The concept for the Brady Program emerged from discussions Zoloth had with Board of Trustees member Debbie Brady, who asked why so many thoughtful, intelligent leaders fail the basic test of telling the truth and leading with honesty and courage.

For Zoloth, Brady's question reverberated with stories of inside trading on Wall Street, scandals involving journalists, bankers, politicians and clergy members, and bestselling memoirs uncovered as fiction.

The question, said Zoloth, brought into focus the widely publicized case of a South Korean scientist who published peer-reviewed articles reporting the successful cloning of human stem cells. The research, which appeared in the highly respected and peer-reviewed journal Science, was later completely repudiated.

"The scientist and his colleagues had created a total fiction, complete with phony science data and faked informed consent forms from the subjects used in the research," said Zoloth. "What was stunning to me was that this elegantly trained and obviously hardworking scientist became embroiled in a fabric of lies."

The Brady Program is an experimental project designed to bring ethics and moral philosophy back into academic education.

"For centuries, scientists and scholars grappled with large ethical and metaphysical questions about truth, good and evil," said Zoloth. "Today these questions are viewed as less important and less rigorous than asking, say, how a particular molecule functions in a specific context or how a particular text is translated."

"We want our graduates not only to be exquisitely trained in their major but also exquisitely trained in the ethics of citizenship and leadership," Zoloth said. In addition to getting cutting-edge training in their chosen fields, Brady Scholars will learn to be attentive to the ethical challenges in their fields and in using their talent and education to benefit their communities.

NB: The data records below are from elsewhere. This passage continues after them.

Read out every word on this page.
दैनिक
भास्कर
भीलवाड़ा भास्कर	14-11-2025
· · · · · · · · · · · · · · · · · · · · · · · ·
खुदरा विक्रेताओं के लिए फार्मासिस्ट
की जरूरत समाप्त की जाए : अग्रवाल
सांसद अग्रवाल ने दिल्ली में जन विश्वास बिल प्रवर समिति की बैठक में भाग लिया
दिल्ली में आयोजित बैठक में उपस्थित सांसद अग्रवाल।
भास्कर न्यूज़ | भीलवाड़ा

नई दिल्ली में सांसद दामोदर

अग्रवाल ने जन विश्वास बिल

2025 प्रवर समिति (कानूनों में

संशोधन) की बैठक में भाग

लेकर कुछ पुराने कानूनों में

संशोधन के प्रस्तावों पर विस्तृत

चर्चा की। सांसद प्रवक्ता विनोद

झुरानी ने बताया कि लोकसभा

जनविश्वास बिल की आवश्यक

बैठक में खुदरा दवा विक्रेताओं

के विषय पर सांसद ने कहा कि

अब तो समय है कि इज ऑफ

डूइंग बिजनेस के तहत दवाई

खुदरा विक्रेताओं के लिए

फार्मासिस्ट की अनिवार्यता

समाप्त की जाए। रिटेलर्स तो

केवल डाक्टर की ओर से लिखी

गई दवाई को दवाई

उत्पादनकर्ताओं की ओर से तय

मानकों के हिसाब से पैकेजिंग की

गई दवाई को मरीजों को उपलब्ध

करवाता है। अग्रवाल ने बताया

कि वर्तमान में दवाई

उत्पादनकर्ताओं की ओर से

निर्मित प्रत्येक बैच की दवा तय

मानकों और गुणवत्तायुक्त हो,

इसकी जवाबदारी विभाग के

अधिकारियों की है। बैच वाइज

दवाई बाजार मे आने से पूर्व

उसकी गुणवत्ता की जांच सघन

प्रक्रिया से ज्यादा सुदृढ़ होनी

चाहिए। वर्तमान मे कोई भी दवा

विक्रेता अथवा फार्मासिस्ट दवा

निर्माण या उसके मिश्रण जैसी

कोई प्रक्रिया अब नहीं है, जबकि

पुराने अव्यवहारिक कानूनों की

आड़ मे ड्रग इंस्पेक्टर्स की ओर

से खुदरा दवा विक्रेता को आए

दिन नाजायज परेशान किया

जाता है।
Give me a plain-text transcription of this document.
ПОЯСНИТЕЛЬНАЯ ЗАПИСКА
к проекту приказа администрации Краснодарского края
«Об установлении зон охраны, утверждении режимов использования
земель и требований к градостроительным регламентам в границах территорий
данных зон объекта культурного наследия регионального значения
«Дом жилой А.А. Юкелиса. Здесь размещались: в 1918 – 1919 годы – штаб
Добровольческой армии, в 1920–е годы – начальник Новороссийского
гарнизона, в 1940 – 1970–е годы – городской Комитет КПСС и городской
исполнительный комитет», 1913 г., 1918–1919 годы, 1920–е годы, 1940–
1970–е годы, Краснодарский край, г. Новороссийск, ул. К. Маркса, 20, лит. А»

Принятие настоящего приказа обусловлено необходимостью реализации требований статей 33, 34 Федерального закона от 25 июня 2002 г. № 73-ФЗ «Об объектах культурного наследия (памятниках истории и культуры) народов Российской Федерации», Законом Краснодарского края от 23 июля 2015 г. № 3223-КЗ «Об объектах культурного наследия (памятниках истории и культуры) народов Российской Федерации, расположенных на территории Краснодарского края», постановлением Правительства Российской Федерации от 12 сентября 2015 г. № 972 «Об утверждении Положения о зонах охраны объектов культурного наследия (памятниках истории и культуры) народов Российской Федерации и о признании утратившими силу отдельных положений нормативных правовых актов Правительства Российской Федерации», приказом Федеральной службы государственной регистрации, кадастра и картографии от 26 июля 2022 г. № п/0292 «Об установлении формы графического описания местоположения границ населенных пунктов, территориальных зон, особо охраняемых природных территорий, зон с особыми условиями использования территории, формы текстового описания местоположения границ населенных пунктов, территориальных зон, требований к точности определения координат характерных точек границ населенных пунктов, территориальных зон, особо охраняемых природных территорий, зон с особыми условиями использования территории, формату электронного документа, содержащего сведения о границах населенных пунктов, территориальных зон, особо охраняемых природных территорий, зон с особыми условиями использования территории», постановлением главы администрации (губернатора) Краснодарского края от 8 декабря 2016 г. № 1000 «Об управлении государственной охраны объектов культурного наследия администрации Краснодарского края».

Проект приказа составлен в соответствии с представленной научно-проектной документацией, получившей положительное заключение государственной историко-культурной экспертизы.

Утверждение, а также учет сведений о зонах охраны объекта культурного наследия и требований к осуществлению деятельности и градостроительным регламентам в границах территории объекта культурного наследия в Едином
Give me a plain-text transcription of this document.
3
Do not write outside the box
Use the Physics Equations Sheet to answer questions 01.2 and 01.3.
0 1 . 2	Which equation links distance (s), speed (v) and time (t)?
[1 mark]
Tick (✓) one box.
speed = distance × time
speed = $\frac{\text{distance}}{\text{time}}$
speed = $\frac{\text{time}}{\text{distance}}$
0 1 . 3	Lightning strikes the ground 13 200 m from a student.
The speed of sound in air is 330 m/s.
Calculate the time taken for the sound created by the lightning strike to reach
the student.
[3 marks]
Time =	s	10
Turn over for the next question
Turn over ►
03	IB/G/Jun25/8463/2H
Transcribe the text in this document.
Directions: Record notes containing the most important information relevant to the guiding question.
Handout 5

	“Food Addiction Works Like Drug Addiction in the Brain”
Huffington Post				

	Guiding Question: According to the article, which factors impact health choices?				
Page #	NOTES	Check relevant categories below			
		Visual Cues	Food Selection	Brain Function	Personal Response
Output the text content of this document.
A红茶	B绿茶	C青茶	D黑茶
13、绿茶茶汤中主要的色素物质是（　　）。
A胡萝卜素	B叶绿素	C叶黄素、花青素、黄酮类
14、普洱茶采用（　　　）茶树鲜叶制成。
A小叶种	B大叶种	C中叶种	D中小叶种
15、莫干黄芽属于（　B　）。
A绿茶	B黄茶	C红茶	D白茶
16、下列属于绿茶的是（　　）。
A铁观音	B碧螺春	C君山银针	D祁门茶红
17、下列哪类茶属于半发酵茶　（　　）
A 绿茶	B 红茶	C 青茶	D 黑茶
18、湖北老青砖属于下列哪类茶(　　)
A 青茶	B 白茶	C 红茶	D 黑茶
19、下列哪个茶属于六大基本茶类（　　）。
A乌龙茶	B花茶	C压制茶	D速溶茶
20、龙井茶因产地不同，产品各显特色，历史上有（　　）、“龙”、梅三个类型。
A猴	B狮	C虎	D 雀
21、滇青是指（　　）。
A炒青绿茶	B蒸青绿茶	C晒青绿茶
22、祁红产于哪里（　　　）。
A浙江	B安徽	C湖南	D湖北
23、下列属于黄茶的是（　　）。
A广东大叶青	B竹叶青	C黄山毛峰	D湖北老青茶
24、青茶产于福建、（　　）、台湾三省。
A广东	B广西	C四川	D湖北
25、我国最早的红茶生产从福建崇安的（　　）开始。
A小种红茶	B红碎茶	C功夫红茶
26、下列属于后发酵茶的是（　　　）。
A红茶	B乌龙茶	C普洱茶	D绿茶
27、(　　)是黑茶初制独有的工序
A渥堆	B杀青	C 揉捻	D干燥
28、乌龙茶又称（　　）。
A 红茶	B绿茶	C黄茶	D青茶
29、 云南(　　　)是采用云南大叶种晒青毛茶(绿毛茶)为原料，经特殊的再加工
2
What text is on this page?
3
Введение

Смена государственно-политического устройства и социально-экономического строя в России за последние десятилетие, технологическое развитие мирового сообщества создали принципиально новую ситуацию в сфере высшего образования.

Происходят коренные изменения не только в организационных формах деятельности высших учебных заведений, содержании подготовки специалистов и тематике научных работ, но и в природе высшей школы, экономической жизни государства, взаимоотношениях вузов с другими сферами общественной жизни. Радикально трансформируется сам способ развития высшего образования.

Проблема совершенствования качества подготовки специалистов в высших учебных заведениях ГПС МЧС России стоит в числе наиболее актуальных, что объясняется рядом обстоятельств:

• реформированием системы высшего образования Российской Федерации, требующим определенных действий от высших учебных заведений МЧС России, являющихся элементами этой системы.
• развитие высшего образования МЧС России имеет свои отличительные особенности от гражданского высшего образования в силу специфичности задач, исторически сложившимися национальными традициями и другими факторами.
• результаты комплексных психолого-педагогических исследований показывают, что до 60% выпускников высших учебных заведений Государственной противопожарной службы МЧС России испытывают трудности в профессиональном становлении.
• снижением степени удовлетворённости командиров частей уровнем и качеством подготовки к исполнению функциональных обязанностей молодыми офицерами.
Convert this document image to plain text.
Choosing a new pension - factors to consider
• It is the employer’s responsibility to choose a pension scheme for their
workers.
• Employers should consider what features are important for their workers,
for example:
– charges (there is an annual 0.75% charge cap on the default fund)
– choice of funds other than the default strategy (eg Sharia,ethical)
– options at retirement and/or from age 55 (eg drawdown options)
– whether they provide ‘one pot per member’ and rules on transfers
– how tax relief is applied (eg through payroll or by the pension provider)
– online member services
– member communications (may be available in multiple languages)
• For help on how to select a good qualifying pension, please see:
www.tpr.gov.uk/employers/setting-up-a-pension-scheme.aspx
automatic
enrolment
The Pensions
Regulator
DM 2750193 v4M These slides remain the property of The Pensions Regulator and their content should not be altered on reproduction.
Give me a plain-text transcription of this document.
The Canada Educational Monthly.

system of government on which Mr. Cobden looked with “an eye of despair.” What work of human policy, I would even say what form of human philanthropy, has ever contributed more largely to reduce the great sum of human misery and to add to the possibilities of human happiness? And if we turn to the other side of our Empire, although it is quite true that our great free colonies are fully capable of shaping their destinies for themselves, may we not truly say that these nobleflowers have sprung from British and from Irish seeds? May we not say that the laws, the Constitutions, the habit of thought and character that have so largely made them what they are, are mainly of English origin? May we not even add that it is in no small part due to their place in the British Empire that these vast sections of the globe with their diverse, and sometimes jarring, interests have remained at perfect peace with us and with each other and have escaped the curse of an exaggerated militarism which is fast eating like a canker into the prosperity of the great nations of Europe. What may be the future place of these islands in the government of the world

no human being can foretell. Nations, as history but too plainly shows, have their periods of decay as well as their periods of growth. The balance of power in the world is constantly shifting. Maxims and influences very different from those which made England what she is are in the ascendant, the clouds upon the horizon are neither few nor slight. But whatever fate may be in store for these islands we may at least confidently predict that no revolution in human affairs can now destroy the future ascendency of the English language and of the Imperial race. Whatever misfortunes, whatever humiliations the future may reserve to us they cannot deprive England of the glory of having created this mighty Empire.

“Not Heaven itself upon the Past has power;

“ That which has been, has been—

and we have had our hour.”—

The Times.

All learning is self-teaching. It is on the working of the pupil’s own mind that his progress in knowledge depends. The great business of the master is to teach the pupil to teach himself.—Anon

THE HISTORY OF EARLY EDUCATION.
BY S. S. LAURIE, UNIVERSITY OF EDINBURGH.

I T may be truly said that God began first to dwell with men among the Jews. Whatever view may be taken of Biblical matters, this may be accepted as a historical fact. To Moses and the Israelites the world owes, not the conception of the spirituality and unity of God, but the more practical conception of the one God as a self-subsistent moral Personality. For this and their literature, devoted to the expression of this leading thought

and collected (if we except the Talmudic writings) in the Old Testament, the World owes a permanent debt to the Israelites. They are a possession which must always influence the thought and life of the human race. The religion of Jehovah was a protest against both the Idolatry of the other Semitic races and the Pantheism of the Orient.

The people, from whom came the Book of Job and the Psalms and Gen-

In the first year of the program, sophomores will be introduced to the issue of ethics in public life through three quarters of courses called "The Good One," "The Good Neighbor," and "The Good Place."

A distinguished visiting scholar in ethics will be appointed each academic year to teach one of the sophomore "Good Life" courses and deliver three University-wide and community-wide lectures on ethics and public life.

Next year's visiting scholar will be Samuel Fleischacker, professor of philosophy at University of Illinois at Chicago. Fleischacker is author of a number of works, including "The Ethics of Culture."